Only one other silver tea service is known to have been designed by Louis Comfort Tiffany, and that service was for his own personal use at Laurelton Hall, the highly publicized mansion of his own design in Oyster Bay, New York, completed in 1905. Made between 1902 and 1904, the four-piece tea service was the only silver in the 1946 auction of the contents of Laurelton Hall (see catalogue, Favrile Glass...Objects of Art, Paintings, Antiques, Decorations, Belonging to the Louis Comfort Tiffany Foundation, Removed from Laurelton Hall, Parke-Bernet Galleries, September 24-28, 1946, p. 199). Three pieces of Laurelton Hall service are now in the collection of the Los Angeles County Museum of Art, illustrated in Leslie Greene Bowman, Virtue in Design, L.A.C.M.A., 1990, p. 124. The tea service, which originally also included a kettle on lampstand, was displayed in the dining room at Laurelton Hall, and was possibly used with a copper tray as illustrated in Robert Koch, Louis C. Tiffany, Rebel in Glass, 1964, and in Charles H. Carpenter, Jr., "The Silver of Louis Comfort Tiffany," op.cit., fig. 1, p. 392.

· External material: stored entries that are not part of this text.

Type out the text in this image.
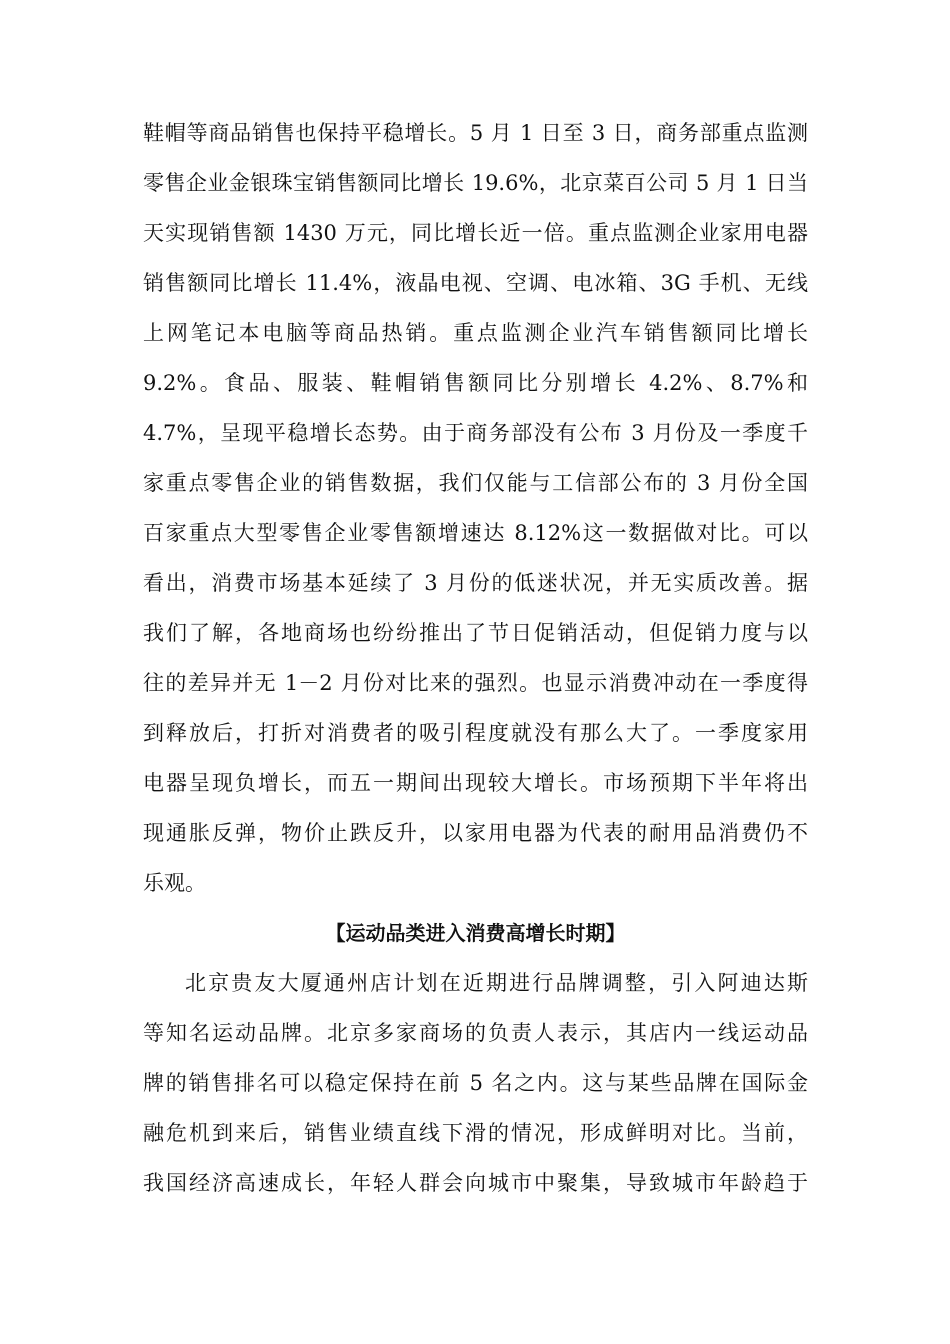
鞋帽等商品销售也保持平稳增长。5 月 1 日至 3 日，商务部重点监测
零售企业金银珠宝销售额同比增长 19.6%，北京菜百公司 5 月 1 日当
天实现销售额 1430 万元，同比增长近一倍。重点监测企业家用电器
销售额同比增长 11.4%，液晶电视、空调、电冰箱、3G 手机、无线
上网笔记本电脑等商品热销。重点监测企业汽车销售额同比增长
9.2%。食品、服装、鞋帽销售额同比分别增长 4.2%、8.7%和
4.7%，呈现平稳增长态势。由于商务部没有公布 3 月份及一季度千
家重点零售企业的销售数据，我们仅能与工信部公布的 3 月份全国
百家重点大型零售企业零售额增速达 8.12%这一数据做对比。可以
看出，消费市场基本延续了 3 月份的低迷状况，并无实质改善。据
我们了解，各地商场也纷纷推出了节日促销活动，但促销力度与以
往的差异并无 1－2 月份对比来的强烈。也显示消费冲动在一季度得
到释放后，打折对消费者的吸引程度就没有那么大了。一季度家用
电器呈现负增长，而五一期间出现较大增长。市场预期下半年将出
现通胀反弹，物价止跌反升，以家用电器为代表的耐用品消费仍不
乐观。
【运动品类进入消费高增长时期】
北京贵友大厦通州店计划在近期进行品牌调整，引入阿迪达斯
等知名运动品牌。北京多家商场的负责人表示，其店内一线运动品
牌的销售排名可以稳定保持在前 5 名之内。这与某些品牌在国际金
融危机到来后，销售业绩直线下滑的情况，形成鲜明对比。当前，
我国经济高速成长，年轻人群会向城市中聚集，导致城市年龄趋于
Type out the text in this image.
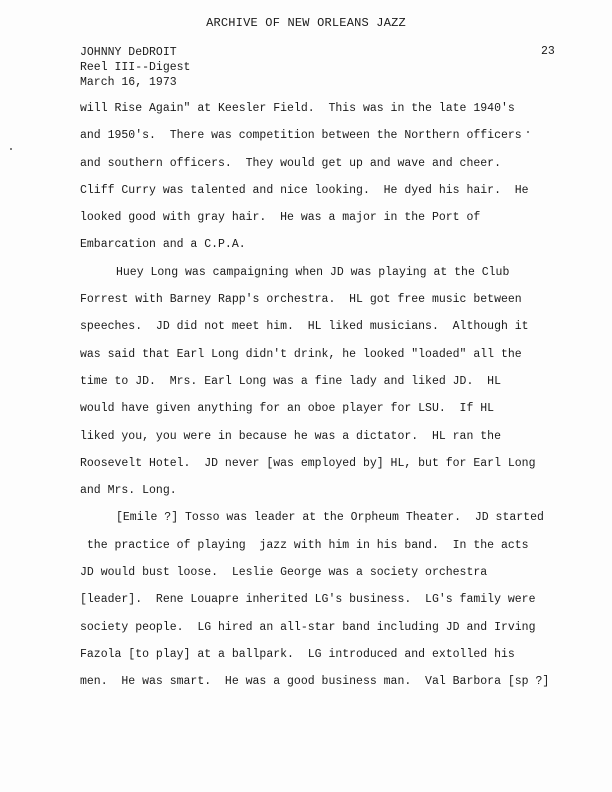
ARCHIVE OF NEW ORLEANS JAZZ
JOHNNY DeDROIT
Reel III--Digest
March 16, 1973
23
will Rise Again" at Keesler Field.  This was in the late 1940's
and 1950's.  There was competition between the Northern officers
and southern officers.  They would get up and wave and cheer.
Cliff Curry was talented and nice looking.  He dyed his hair.  He
looked good with gray hair.  He was a major in the Port of
Embarcation and a C.P.A.
Huey Long was campaigning when JD was playing at the Club
Forrest with Barney Rapp's orchestra.  HL got free music between
speeches.  JD did not meet him.  HL liked musicians.  Although it
was said that Earl Long didn't drink, he looked "loaded" all the
time to JD.  Mrs. Earl Long was a fine lady and liked JD.  HL
would have given anything for an oboe player for LSU.  If HL
liked you, you were in because he was a dictator.  HL ran the
Roosevelt Hotel.  JD never [was employed by] HL, but for Earl Long
and Mrs. Long.
[Emile ?] Tosso was leader at the Orpheum Theater.  JD started
the practice of playing  jazz with him in his band.  In the acts
JD would bust loose.  Leslie George was a society orchestra
[leader].  Rene Louapre inherited LG's business.  LG's family were
society people.  LG hired an all-star band including JD and Irving
Fazola [to play] at a ballpark.  LG introduced and extolled his
men.  He was smart.  He was a good business man.  Val Barbora [sp ?]
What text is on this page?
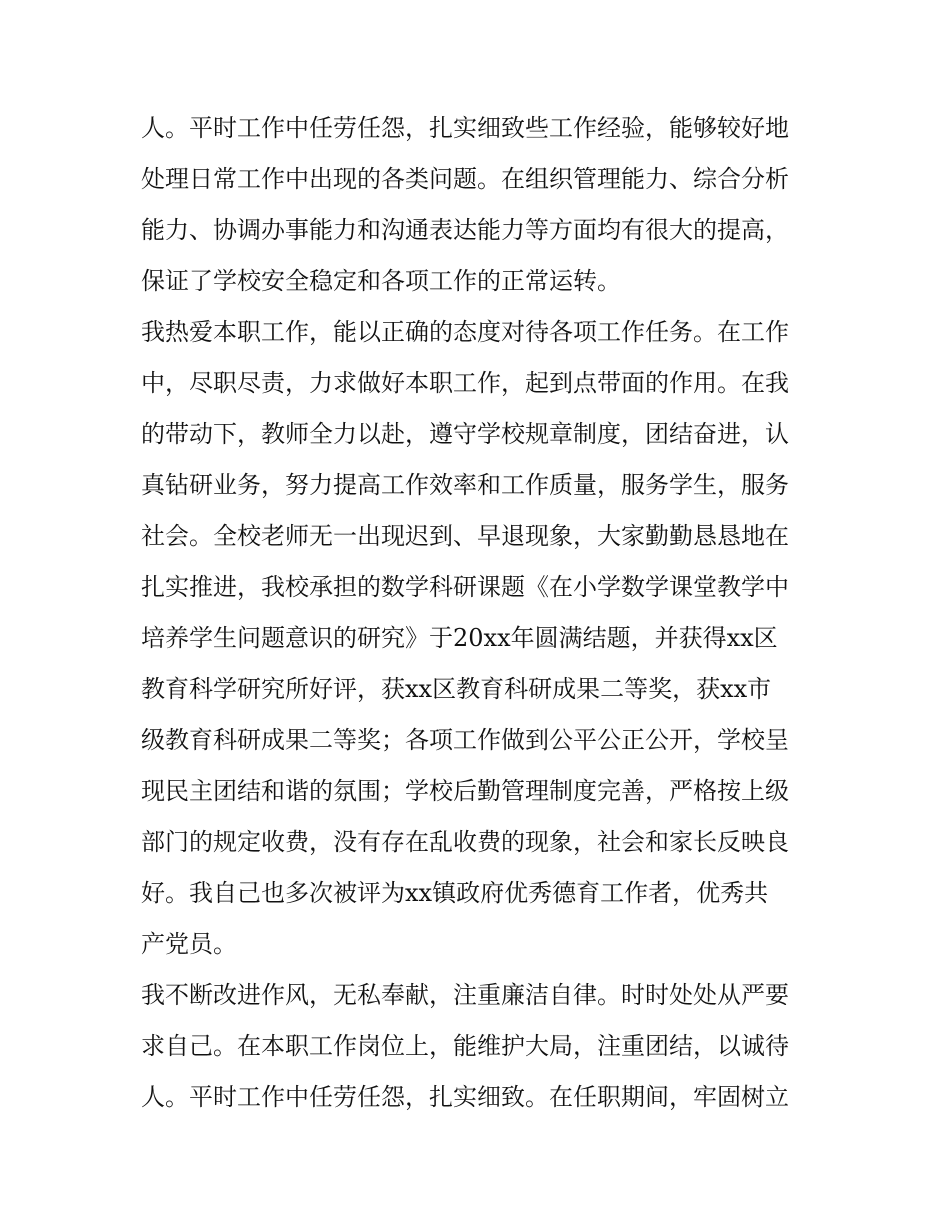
人。平时工作中任劳任怨，扎实细致些工作经验，能够较好地
处理日常工作中出现的各类问题。在组织管理能力、综合分析
能力、协调办事能力和沟通表达能力等方面均有很大的提高，
保证了学校安全稳定和各项工作的正常运转。
我热爱本职工作，能以正确的态度对待各项工作任务。在工作
中，尽职尽责，力求做好本职工作，起到点带面的作用。在我
的带动下，教师全力以赴，遵守学校规章制度，团结奋进，认
真钻研业务，努力提高工作效率和工作质量，服务学生，服务
社会。全校老师无一出现迟到、早退现象，大家勤勤恳恳地在
扎实推进，我校承担的数学科研课题《在小学数学课堂教学中
培养学生问题意识的研究》于20xx年圆满结题，并获得xx区
教育科学研究所好评，获xx区教育科研成果二等奖，获xx市
级教育科研成果二等奖；各项工作做到公平公正公开，学校呈
现民主团结和谐的氛围；学校后勤管理制度完善，严格按上级
部门的规定收费，没有存在乱收费的现象，社会和家长反映良
好。我自己也多次被评为xx镇政府优秀德育工作者，优秀共
产党员。
我不断改进作风，无私奉献，注重廉洁自律。时时处处从严要
求自己。在本职工作岗位上，能维护大局，注重团结，以诚待
人。平时工作中任劳任怨，扎实细致。在任职期间，牢固树立
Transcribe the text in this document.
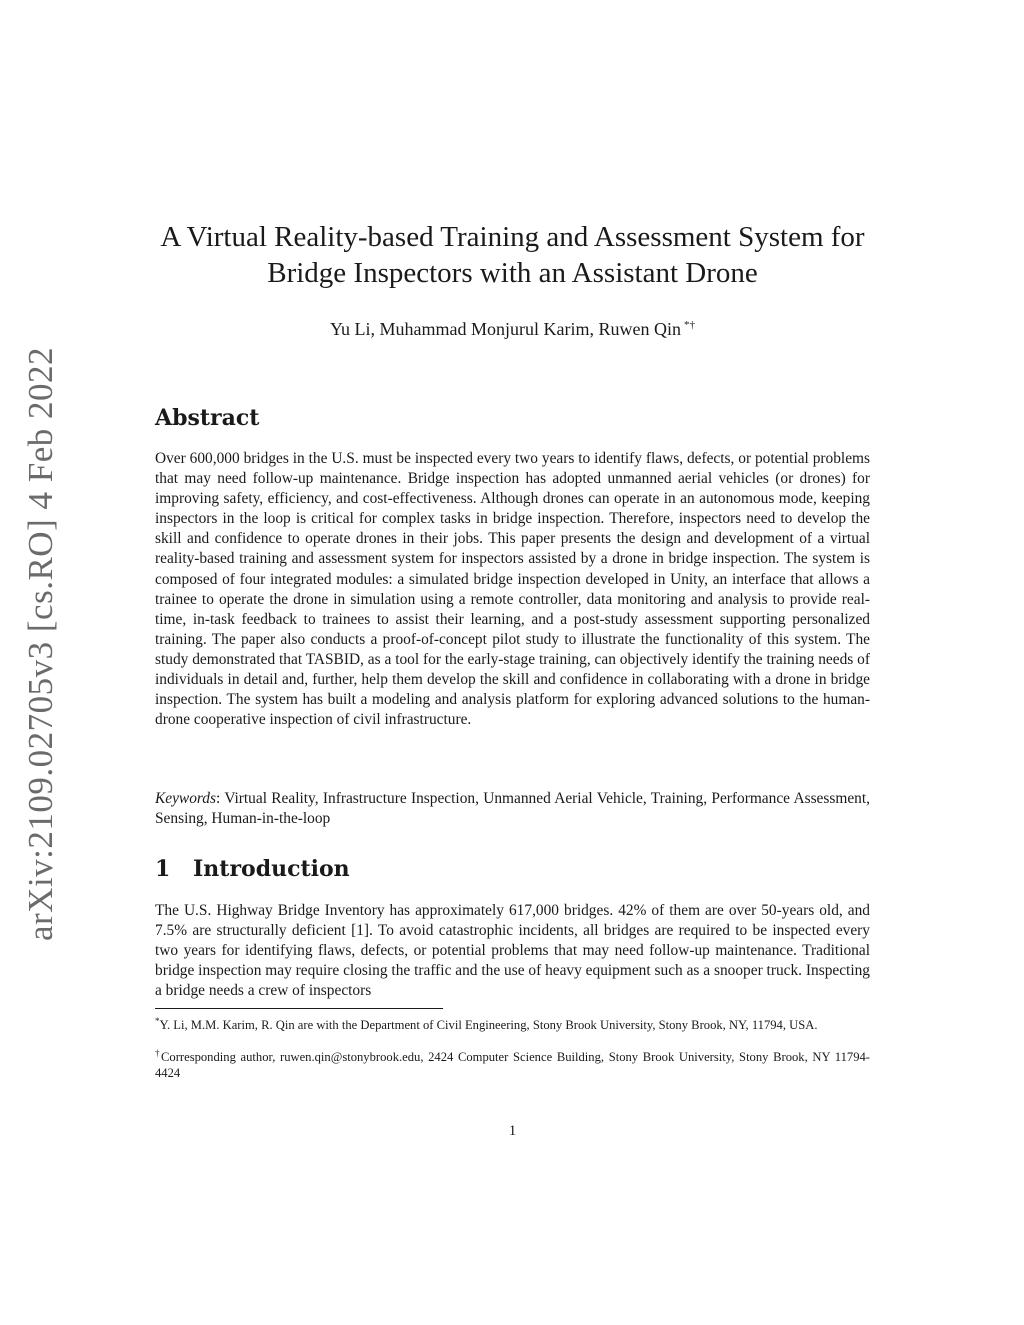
arXiv:2109.02705v3 [cs.RO] 4 Feb 2022
A Virtual Reality-based Training and Assessment System for
Bridge Inspectors with an Assistant Drone
Yu Li, Muhammad Monjurul Karim, Ruwen Qin *†
Abstract

Over 600,000 bridges in the U.S. must be inspected every two years to identify flaws, defects, or potential problems that may need follow-up maintenance. Bridge inspection has adopted unmanned aerial vehicles (or drones) for improving safety, efficiency, and cost-effectiveness. Although drones can operate in an autonomous mode, keeping inspectors in the loop is critical for complex tasks in bridge inspection. Therefore, inspectors need to develop the skill and confidence to operate drones in their jobs. This paper presents the design and development of a virtual reality-based training and assessment system for inspectors assisted by a drone in bridge inspection. The system is composed of four integrated modules: a simulated bridge inspection developed in Unity, an interface that allows a trainee to operate the drone in simulation using a remote controller, data monitoring and analysis to provide real-time, in-task feedback to trainees to assist their learning, and a post-study assessment supporting personalized training. The paper also conducts a proof-of-concept pilot study to illustrate the functionality of this system. The study demonstrated that TASBID, as a tool for the early-stage training, can objectively identify the training needs of individuals in detail and, further, help them develop the skill and confidence in collaborating with a drone in bridge inspection. The system has built a modeling and analysis platform for exploring advanced solutions to the human-drone cooperative inspection of civil infrastructure.

Keywords: Virtual Reality, Infrastructure Inspection, Unmanned Aerial Vehicle, Training, Performance Assessment, Sensing, Human-in-the-loop

1 Introduction

The U.S. Highway Bridge Inventory has approximately 617,000 bridges. 42% of them are over 50-years old, and 7.5% are structurally deficient [1]. To avoid catastrophic incidents, all bridges are required to be inspected every two years for identifying flaws, defects, or potential problems that may need follow-up maintenance. Traditional bridge inspection may require closing the traffic and the use of heavy equipment such as a snooper truck. Inspecting a bridge needs a crew of inspectors

*Y. Li, M.M. Karim, R. Qin are with the Department of Civil Engineering, Stony Brook University, Stony Brook, NY, 11794, USA.

†Corresponding author, ruwen.qin@stonybrook.edu, 2424 Computer Science Building, Stony Brook University, Stony Brook, NY 11794-4424

1
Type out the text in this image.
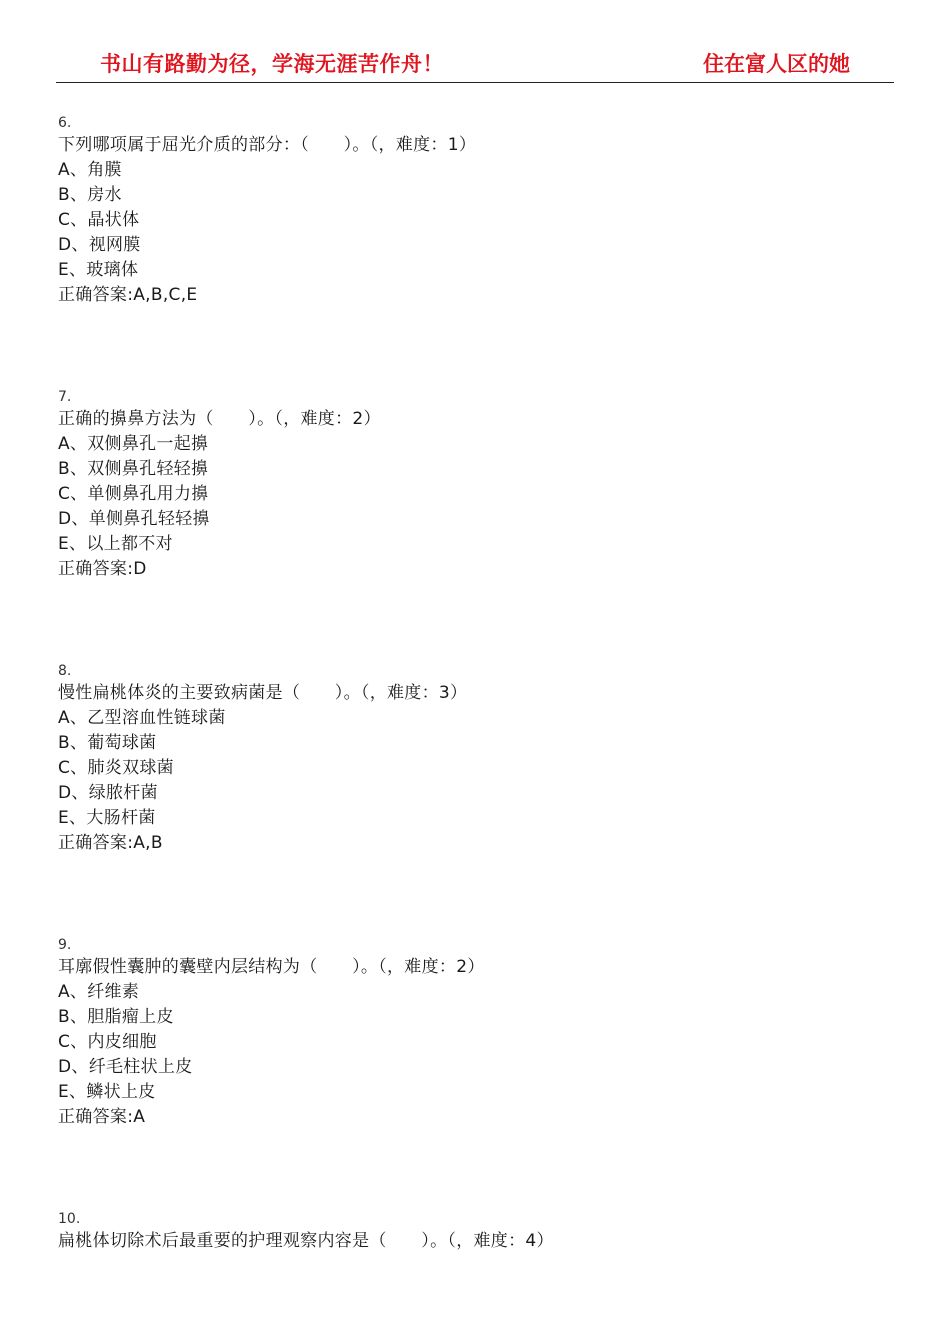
书山有路勤为径，学海无涯苦作舟！	住在富人区的她
6.
下列哪项属于屈光介质的部分：（　　）。（，难度：1）
A、角膜
B、房水
C、晶状体
D、视网膜
E、玻璃体
正确答案:A,B,C,E
7.
正确的擤鼻方法为（　　）。（，难度：2）
A、双侧鼻孔一起擤
B、双侧鼻孔轻轻擤
C、单侧鼻孔用力擤
D、单侧鼻孔轻轻擤
E、以上都不对
正确答案:D
8.
慢性扁桃体炎的主要致病菌是（　　）。（，难度：3）
A、乙型溶血性链球菌
B、葡萄球菌
C、肺炎双球菌
D、绿脓杆菌
E、大肠杆菌
正确答案:A,B
9.
耳廓假性囊肿的囊壁内层结构为（　　）。（，难度：2）
A、纤维素
B、胆脂瘤上皮
C、内皮细胞
D、纤毛柱状上皮
E、鳞状上皮
正确答案:A
10.
扁桃体切除术后最重要的护理观察内容是（　　）。（，难度：4）
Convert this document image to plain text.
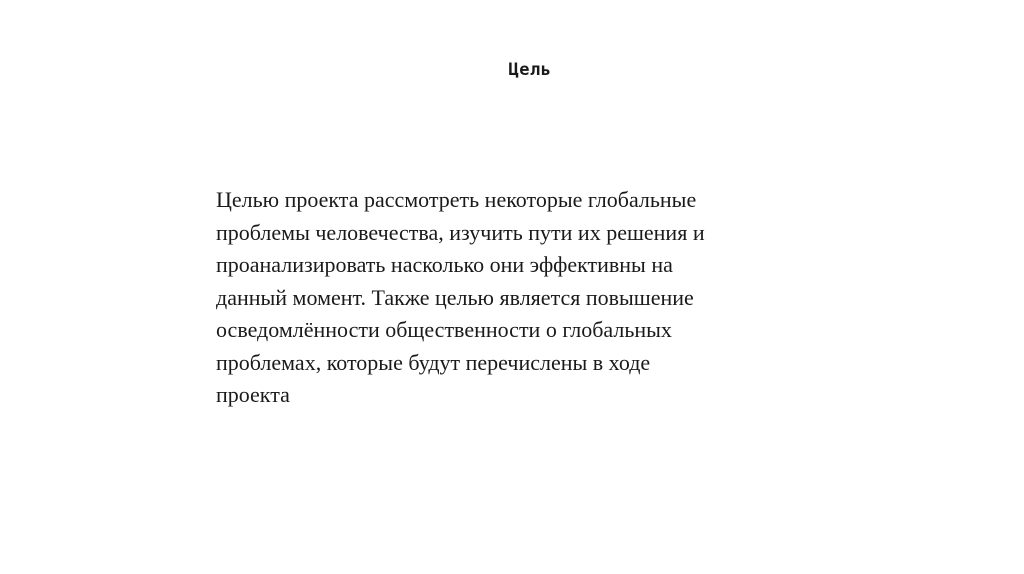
Цель
Целью проекта рассмотреть некоторые глобальные
проблемы человечества, изучить пути их решения и
проанализировать насколько они эффективны на
данный момент. Также целью является повышение
осведомлённости общественности о глобальных
проблемах, которые будут перечислены в ходе
проекта
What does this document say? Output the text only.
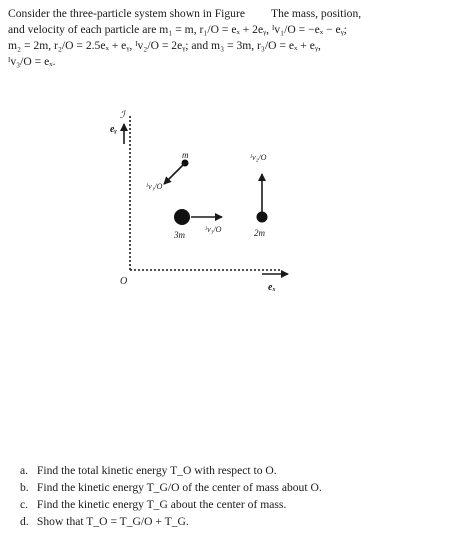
Consider the three-particle system shown in Figure The mass, position,
and velocity of each particle are m₁ = m, r₁/O = eₓ + 2eᵧ, ᴵv₁/O = −eₓ − eᵧ;
m₂ = 2m, r₂/O = 2.5eₓ + eᵧ, ᴵv₂/O = 2eᵧ; and m₃ = 3m, r₃/O = eₓ + eᵧ,
ᴵv₃/O = eₓ.
ℐ
eᵧ
O
eₓ
m
ᴵv₁/O
ᴵv₂/O
2m
3m
ᴵv₃/O
a. Find the total kinetic energy T_O with respect to O.
b. Find the kinetic energy T_G/O of the center of mass about O.
c. Find the kinetic energy T_G about the center of mass.
d. Show that T_O = T_G/O + T_G.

Both the Laurelton Hall service and the present example were likely made by Julia Munson, talented metalworker and supervisor at Tiffany Studios. The visible hammer marks and high quality chasing on both services indicate her hand. At the time the Whitney tea service was made, Louis Comfort Tiffany was vice-president and artistic director of Tiffany & Co., which likely accounts for the inclusion of Tiffany & Co. tray and salver with this service.
A silver, gold and enamel vase designed By Louis Comfort Tiffany for the 1915 Panama-Pacific International Exposition was sold in these rooms on 24 January 2020, lot 380.